There has been national and trade coverage in titles such as The Sun, Farming Today, Horticulture Week and Farmers Weekly following the Secretary of State’s speech at Cereals arable industry conference yesterday.
He gave an update on the Agricultural Transition Plan providing further details around how farmers will receive payments for different schemes under the Agricultural Transition Plan. The core elements of the Sustainable Farming Incentive that will be available to farmers and land managers in 2022 are:
- Arable and Horticultural Soils Standard
- Improved Grassland Soils Standard – both soils standards will pay for practices that improve soil health
- Moorland and Rough Grazing Standard – will reward farmers for actions to assess the range of habitats and features present on their moorlands
- Annual Health and Welfare Review - in addition to the 30% of funding devoted to Sustainable farming Incentive 2022 Defra will fund a yearly vet visit, to agree actions the farmer can take to improve the health and welfare of their animals. This will help reduce endemic diseases and conditions, improve welfare, increase farm productivity and start to build a picture of the health and welfare of our national herds and flocks.
Farmers will be able to earn up to £70 per hectare for actions to improve the health of their soil and livestock farmers will be eligible for a free vet-led annual health and welfare review, Environment Secretary confirmed today in an update on the government’s Agricultural Transition Plan.

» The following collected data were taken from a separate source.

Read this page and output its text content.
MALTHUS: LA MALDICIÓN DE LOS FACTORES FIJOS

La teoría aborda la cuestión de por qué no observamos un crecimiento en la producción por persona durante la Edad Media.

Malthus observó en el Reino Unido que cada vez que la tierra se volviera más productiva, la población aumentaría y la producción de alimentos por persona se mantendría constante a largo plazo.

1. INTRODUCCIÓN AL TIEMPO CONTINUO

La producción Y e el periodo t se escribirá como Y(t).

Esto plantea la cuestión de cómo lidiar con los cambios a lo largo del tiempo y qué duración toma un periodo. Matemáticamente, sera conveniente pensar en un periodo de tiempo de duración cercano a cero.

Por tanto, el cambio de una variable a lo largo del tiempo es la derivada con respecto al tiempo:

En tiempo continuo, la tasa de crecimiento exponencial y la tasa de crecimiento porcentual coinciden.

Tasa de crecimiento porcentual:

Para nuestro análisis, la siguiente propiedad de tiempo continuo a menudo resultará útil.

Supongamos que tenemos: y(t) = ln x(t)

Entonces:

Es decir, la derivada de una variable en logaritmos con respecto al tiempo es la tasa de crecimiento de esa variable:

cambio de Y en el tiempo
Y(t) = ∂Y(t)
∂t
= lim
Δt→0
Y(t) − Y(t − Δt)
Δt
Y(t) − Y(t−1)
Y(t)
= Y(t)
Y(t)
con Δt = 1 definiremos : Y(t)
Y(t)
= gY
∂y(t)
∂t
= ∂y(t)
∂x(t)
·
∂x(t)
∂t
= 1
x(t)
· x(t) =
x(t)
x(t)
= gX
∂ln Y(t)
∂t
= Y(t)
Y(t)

Environment Secretary George Eustice said:
Soil health is the key to delivering our targets on the environment and improving farm profitability. Well managed soils can lead to increased biodiversity, improved water quality and reduced carbon emissions. Our new Sustainable Farming Incentive will eventually be open to every farmer in England and will incentivise a shift towards more sustainable soil and grassland management.
By making some Standards – schemes within the Sustainable Farming Incentive - available from next year alongside existing schemes like Countryside Stewardship, Defra wants to provide more ways for farmers to be rewarded for producing public goods, bring more land into environmental management and deliver the environmental outcomes set out in the 25 Year Environment Plan.